When the government "shut down," I felt really angry about the announcement that public health officials are putting flu prevention programs on hold. I felt angry about the idea that national parks had closed, and that NASA might lose its launch windows for some of the space probes it wants to launch. 

When the Bureau of Labor Statistics failed to put out employment statistics, including the disability employment statistics, today, I yawned.

That raises the question: Are all of the statistical collection programs really necessary? If we get along fine without the statistics during the government shutdown, and the only loss is that some reporters have to look harder for story ideas, is that a sign that the government should consider axing a lot of those series of statistics?

If private for-profit and nonprofit organizations are the major users of those statistics, could the government sell the statistical collection program to, say, ADP or Manpower and let the private company get the organizational users to pay for the data collection programs?
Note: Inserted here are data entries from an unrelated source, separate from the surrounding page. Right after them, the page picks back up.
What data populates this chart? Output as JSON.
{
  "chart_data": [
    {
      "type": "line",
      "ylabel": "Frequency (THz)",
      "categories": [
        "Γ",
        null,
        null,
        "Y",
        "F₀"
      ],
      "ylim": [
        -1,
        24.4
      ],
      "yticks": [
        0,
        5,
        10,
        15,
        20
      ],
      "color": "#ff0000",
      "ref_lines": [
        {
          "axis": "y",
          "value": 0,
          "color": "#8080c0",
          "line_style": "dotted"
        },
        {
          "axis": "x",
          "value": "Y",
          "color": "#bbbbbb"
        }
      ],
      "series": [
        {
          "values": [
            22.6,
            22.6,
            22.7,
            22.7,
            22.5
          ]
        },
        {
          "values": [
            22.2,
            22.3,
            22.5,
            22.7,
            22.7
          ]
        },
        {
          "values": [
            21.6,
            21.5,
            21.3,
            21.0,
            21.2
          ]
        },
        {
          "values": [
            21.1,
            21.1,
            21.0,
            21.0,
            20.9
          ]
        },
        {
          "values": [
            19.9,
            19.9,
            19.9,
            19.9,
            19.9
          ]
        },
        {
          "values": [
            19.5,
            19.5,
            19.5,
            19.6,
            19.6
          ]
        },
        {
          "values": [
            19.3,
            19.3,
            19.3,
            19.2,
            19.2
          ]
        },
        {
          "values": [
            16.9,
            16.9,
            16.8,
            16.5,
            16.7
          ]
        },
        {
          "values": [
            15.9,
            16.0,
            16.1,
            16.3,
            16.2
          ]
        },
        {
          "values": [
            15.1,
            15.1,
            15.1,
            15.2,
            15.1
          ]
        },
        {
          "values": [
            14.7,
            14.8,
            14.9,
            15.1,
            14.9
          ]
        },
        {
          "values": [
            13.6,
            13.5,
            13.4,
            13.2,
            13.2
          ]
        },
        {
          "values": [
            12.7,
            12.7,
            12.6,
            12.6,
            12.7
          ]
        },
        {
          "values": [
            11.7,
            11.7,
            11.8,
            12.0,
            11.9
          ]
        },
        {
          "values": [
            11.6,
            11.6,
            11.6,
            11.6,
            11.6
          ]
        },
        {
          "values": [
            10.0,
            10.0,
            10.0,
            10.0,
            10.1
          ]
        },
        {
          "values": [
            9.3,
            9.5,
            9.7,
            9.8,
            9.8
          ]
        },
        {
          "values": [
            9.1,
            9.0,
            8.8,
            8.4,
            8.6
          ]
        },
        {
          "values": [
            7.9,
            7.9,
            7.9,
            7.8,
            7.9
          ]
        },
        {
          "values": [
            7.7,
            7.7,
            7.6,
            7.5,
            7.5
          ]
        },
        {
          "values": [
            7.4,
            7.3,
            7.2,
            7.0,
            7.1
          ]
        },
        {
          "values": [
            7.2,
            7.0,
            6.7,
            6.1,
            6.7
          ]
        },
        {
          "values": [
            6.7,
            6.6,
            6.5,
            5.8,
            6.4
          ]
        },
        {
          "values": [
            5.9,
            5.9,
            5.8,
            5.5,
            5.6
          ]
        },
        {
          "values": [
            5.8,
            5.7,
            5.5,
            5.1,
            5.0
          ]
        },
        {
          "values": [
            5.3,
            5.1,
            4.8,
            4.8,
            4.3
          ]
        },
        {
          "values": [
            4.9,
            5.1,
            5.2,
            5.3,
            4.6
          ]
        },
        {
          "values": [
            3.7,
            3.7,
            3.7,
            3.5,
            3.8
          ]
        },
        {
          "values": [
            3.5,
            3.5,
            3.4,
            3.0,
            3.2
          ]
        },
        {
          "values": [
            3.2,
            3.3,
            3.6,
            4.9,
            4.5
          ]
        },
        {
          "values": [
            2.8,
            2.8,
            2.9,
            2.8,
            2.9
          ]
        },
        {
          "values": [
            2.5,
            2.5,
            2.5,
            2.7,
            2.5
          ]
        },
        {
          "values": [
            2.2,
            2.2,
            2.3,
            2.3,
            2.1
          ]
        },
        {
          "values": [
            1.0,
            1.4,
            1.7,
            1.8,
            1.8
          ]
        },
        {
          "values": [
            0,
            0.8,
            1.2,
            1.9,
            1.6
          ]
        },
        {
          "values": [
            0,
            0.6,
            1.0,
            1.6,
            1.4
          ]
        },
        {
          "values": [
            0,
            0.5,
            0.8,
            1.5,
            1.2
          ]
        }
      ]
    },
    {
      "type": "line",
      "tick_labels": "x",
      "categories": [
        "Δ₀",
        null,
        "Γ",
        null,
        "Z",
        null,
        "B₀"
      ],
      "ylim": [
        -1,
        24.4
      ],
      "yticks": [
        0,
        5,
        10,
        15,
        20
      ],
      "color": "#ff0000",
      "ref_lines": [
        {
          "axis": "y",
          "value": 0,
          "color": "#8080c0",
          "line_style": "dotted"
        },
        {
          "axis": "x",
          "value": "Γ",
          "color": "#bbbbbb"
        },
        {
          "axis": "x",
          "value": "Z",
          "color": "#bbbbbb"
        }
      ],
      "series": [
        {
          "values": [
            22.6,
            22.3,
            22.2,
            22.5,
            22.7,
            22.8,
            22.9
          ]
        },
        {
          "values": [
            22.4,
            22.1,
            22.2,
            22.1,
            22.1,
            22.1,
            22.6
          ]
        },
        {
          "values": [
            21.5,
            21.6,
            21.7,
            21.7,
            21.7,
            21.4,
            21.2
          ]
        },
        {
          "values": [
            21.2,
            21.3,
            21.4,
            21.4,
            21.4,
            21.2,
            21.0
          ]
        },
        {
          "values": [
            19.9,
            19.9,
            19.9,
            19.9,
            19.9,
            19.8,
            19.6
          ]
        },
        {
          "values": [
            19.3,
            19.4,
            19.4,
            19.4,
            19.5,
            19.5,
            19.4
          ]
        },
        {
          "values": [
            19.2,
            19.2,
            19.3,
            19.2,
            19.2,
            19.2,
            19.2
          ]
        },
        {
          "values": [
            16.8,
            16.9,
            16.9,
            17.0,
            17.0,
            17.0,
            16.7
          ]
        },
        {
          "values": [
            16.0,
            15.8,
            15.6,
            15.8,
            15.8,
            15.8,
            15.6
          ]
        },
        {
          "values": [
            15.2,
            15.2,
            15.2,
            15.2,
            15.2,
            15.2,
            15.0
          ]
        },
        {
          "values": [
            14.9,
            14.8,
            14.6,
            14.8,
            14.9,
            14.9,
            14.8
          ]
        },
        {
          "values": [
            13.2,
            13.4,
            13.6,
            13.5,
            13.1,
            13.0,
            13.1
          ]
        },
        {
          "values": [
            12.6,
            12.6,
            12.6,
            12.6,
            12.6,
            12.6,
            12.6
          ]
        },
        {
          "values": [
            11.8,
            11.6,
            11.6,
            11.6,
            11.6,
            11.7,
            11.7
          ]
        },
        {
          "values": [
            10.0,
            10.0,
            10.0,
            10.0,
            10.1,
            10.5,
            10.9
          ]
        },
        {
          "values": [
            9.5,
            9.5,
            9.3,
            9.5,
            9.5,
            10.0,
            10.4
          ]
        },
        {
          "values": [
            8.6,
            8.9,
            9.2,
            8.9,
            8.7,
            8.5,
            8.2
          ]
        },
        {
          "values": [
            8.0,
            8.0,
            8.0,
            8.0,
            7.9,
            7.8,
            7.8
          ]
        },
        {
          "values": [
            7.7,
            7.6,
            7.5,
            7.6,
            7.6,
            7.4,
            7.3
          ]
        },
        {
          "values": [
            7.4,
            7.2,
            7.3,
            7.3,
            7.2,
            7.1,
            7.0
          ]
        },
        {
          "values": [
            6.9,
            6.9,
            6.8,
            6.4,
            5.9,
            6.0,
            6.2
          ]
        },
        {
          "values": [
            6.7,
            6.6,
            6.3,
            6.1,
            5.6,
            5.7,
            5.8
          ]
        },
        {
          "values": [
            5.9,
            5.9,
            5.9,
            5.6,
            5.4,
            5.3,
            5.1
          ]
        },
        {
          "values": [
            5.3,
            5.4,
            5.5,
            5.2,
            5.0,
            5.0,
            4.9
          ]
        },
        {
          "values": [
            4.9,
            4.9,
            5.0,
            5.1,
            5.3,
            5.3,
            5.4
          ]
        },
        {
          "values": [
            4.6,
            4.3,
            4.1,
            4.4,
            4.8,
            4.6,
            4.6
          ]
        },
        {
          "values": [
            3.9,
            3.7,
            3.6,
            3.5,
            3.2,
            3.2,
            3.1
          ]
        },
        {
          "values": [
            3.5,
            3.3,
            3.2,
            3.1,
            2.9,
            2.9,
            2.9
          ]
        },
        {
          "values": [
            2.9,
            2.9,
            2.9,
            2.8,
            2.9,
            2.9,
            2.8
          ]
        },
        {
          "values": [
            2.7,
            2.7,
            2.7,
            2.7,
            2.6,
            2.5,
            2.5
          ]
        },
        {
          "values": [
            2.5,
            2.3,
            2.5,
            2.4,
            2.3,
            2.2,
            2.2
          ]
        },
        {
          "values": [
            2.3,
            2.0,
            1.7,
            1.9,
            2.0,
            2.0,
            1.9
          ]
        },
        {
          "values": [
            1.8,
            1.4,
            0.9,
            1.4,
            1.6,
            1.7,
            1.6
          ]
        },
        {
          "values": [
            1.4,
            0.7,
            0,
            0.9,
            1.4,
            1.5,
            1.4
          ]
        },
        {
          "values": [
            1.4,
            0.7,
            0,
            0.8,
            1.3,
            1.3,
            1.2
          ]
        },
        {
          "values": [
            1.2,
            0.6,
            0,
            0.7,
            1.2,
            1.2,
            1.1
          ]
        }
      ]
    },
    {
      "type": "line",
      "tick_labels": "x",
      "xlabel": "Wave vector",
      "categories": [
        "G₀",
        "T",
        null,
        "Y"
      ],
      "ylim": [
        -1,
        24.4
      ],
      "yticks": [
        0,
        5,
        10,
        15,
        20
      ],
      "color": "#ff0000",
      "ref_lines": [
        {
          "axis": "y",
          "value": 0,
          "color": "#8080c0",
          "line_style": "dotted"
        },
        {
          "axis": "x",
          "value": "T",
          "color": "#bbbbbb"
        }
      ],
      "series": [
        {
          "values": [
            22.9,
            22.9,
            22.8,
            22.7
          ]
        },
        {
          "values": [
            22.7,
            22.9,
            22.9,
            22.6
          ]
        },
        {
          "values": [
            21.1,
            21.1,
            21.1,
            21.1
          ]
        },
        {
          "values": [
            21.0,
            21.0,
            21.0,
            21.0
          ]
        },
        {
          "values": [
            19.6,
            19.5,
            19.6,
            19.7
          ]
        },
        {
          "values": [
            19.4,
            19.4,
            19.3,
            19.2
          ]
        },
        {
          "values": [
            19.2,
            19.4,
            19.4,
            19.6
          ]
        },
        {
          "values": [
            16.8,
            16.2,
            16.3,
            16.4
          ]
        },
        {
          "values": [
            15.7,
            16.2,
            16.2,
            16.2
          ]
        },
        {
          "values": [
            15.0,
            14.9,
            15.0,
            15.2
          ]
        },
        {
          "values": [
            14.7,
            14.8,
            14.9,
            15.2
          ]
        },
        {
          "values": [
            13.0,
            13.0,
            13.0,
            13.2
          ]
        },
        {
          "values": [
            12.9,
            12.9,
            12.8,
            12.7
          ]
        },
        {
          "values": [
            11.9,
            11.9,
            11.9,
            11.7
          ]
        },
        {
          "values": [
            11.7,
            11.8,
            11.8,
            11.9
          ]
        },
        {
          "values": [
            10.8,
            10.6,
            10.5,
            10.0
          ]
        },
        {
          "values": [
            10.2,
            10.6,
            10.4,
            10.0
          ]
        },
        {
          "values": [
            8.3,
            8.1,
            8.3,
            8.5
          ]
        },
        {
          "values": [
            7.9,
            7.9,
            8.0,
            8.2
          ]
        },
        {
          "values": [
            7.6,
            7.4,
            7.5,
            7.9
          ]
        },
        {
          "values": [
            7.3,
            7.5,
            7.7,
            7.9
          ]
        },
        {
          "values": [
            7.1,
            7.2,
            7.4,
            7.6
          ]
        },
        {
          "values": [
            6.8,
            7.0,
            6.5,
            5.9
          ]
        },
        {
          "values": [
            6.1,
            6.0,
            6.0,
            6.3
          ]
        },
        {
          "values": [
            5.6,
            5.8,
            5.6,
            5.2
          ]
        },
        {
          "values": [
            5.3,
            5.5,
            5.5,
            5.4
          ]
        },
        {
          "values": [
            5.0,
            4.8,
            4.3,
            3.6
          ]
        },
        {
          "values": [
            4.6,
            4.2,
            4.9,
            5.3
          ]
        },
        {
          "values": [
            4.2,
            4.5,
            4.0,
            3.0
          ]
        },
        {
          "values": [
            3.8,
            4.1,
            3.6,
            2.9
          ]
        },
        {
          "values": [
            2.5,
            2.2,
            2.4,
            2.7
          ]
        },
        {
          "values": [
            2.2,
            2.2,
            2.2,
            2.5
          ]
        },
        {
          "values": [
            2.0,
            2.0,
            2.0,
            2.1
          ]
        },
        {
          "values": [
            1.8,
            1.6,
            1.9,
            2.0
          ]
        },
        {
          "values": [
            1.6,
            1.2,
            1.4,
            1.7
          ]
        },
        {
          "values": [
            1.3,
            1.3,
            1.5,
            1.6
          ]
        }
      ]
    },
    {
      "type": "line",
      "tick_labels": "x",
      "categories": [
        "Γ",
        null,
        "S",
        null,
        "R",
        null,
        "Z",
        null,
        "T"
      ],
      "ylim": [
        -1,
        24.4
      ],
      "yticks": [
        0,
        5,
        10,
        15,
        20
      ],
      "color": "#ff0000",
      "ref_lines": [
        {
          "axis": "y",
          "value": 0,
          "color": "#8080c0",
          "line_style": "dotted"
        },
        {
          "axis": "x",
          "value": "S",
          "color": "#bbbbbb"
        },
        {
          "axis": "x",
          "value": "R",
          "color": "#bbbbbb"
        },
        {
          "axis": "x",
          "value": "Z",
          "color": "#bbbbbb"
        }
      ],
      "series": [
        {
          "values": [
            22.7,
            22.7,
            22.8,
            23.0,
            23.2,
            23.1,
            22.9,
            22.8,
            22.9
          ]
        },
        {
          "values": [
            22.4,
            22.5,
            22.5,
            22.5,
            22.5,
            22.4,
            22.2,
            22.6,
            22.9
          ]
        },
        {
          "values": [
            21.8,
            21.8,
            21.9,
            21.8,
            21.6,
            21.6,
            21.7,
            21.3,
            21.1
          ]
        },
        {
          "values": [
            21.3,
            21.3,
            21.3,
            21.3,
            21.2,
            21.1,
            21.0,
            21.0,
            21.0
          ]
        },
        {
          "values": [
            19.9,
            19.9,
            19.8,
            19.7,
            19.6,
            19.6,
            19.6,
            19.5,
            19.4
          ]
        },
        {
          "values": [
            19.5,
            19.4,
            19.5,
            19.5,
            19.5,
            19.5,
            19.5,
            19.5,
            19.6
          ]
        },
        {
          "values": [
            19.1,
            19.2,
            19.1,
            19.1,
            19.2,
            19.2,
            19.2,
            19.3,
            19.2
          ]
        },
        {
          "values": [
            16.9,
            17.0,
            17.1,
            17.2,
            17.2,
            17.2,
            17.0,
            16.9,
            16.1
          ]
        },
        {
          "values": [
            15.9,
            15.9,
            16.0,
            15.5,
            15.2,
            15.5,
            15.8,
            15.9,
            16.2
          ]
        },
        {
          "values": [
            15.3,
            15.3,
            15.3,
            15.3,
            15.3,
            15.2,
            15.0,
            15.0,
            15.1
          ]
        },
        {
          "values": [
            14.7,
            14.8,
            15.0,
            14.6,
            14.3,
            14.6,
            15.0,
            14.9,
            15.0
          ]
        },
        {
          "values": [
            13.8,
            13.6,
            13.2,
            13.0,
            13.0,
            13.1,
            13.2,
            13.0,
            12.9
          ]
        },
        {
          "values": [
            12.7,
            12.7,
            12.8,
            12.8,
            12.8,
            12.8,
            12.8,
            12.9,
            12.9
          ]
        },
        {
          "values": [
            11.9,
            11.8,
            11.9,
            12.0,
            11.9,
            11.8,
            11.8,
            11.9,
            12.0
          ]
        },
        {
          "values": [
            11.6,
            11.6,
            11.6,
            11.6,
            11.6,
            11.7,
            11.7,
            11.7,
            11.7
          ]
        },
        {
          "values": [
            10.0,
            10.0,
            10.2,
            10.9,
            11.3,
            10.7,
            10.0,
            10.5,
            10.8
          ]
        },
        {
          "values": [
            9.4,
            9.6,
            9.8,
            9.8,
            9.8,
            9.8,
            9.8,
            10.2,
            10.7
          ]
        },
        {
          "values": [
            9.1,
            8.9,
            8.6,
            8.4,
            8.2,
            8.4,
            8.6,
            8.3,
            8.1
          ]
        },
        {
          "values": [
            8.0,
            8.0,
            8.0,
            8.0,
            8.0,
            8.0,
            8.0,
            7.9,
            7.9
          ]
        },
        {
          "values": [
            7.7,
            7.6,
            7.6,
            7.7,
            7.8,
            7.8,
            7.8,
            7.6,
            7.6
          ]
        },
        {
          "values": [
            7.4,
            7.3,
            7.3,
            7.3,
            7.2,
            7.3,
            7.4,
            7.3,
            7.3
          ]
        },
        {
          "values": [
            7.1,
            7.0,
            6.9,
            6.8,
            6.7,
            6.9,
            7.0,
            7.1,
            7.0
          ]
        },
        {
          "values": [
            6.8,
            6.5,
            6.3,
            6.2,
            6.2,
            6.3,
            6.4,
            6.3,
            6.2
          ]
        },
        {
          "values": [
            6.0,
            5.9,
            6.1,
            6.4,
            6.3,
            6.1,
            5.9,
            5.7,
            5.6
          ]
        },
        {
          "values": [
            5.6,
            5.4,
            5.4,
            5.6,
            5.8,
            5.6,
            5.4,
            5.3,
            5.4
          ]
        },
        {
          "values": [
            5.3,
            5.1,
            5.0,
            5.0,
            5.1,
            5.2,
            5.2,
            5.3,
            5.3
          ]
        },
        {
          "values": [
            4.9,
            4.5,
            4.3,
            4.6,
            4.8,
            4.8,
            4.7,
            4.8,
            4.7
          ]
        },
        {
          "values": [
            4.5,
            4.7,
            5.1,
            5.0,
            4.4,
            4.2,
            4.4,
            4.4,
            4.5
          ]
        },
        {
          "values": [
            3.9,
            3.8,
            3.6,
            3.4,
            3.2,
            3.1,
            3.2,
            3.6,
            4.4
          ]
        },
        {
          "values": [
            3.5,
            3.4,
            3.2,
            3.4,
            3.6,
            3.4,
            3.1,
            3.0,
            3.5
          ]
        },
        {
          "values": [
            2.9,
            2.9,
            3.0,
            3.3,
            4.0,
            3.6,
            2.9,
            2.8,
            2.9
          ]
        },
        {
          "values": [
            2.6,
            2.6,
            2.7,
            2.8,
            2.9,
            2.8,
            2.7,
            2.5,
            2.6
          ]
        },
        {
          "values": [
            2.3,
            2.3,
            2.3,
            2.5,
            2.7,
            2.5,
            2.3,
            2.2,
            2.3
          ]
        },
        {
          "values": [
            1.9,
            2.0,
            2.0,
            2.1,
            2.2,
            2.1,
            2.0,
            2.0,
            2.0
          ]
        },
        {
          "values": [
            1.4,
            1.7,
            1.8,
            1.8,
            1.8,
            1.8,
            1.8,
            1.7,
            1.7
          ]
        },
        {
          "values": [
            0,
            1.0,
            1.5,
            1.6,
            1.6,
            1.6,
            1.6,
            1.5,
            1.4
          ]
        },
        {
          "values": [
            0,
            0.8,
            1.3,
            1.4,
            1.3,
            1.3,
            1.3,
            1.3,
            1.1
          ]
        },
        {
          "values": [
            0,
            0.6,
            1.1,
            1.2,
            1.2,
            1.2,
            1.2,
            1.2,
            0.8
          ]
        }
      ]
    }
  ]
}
If the problem is that only the government has the antitrust freedom to conduct such a survey, could the government, once again, privatize the data collection effort, but put the effort under just enough government oversight to clear away the antitrust concerns?

Regardless, it seems clear that, as nice, intelligent and generally admirable as the people involved in the programs that have actually shut down during the "shutdown" might be, those programs should rank high on the list of targets for holding down government spending.